Assisti escandalizado enquanto Jared abria o criotanque, deixando-o pronto para a alma que em breve teria seu hospedeiro roubado, provavelmente contra sua vontade, por uma de sua própria espécie. Pura fúria se derramou sobre minhas veias como veneno e eu senti uma estranha vontade de gritar com Peg, de feri-la com palavras duras. Ela nos traíra! A todos nós, a sua própria espécie!

Eu mal reparei quando Peg tateou pela nuca da mulher, abaixo da pele. Minha raiva estava deixando minha visão embaralhada. Uma luz prateada escapou por entre os dedos morenos de Peg e meu hospedeiro esticou o pescoço para poder olhar mais de perto.

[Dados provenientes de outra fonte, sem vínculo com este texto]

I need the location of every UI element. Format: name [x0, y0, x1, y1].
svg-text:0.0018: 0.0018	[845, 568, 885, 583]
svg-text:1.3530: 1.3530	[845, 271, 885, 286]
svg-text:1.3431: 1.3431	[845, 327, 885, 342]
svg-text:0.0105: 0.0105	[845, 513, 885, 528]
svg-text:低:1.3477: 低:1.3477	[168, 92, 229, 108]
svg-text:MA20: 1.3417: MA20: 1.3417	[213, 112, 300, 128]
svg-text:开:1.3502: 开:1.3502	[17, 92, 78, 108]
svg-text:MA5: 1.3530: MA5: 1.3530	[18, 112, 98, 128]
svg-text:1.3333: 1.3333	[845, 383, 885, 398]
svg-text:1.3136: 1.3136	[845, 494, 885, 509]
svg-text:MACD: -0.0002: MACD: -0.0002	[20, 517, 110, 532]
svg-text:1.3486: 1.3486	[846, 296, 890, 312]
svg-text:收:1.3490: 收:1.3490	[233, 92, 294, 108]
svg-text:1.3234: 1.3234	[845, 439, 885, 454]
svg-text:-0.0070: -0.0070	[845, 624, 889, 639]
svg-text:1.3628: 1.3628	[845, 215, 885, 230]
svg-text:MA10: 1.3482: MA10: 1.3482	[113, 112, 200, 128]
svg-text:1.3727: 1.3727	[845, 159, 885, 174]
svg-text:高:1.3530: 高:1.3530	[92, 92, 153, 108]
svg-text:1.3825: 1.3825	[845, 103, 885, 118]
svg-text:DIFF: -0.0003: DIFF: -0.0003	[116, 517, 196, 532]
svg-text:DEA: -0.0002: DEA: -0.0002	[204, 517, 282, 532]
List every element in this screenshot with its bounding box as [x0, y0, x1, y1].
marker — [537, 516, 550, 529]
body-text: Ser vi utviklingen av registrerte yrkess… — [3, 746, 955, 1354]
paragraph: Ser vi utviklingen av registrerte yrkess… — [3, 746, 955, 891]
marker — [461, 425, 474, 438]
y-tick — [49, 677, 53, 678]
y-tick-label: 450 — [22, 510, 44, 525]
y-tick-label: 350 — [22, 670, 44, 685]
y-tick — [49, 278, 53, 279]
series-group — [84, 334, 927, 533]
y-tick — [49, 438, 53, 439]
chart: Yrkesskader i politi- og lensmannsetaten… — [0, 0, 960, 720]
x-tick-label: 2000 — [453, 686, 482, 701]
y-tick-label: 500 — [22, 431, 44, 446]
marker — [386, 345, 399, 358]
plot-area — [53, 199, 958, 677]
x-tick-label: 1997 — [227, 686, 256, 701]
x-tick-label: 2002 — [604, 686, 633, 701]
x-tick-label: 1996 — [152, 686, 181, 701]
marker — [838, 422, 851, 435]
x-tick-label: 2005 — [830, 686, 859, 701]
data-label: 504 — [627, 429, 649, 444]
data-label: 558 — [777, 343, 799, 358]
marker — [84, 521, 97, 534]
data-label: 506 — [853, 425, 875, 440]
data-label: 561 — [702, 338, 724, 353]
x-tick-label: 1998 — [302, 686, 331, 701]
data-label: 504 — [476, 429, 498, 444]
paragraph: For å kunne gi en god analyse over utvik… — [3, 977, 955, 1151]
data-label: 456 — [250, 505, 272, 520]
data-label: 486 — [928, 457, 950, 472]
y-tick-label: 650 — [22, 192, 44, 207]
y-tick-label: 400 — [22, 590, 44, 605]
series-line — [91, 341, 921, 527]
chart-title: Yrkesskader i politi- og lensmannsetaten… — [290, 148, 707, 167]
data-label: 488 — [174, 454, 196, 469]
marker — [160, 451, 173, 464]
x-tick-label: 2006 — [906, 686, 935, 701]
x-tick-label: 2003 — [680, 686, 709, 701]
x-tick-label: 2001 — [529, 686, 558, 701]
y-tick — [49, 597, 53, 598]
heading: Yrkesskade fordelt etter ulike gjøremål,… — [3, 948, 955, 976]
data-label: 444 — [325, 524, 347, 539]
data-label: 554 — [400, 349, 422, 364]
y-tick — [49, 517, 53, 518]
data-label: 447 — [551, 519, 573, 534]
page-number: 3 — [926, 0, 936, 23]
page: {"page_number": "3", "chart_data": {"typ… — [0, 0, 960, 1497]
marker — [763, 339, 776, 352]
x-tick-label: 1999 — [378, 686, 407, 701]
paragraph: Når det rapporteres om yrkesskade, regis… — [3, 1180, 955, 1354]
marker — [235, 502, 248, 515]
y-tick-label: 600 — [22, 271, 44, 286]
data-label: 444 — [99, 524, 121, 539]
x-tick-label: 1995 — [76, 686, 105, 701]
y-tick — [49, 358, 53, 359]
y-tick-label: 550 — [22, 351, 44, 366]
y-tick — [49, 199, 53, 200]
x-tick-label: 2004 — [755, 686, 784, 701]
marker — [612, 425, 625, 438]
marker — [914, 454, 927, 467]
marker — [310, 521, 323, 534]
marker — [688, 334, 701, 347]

Uma pequena criatura, prateada e aveludada, se torcia nas mãos de Peg como se soubesse que estava sendo removida de seu hospedeiro sem sua autorização. Peg se curvou e deixou que a alma escorregasse até a base do criotanque.

- Durma bem, pequenina – Disse docemente''

Ian me remover de suas memórias, mas mesmo ele sabia que era tarde demais. Meu coração pulsava com força e minha respiração tinha se acelerado a ponto de doer. O sangue rugia em meus ouvidos como o mais feroz dragão e meus dentes se encostavam com tanta força que eu quase conseguia sentir que meu crânio rachando.

Mas isso não importava. Não depois do que eu tinha ficado sabendo.

'' Olha, isso não é o que você...'' Começou Ian, tentando inventar uma desculpa para aquele absurdo, aquela atrocidade.

'' Ela nos traiu'' Foi só o que eu consegui reproduzir em palavras.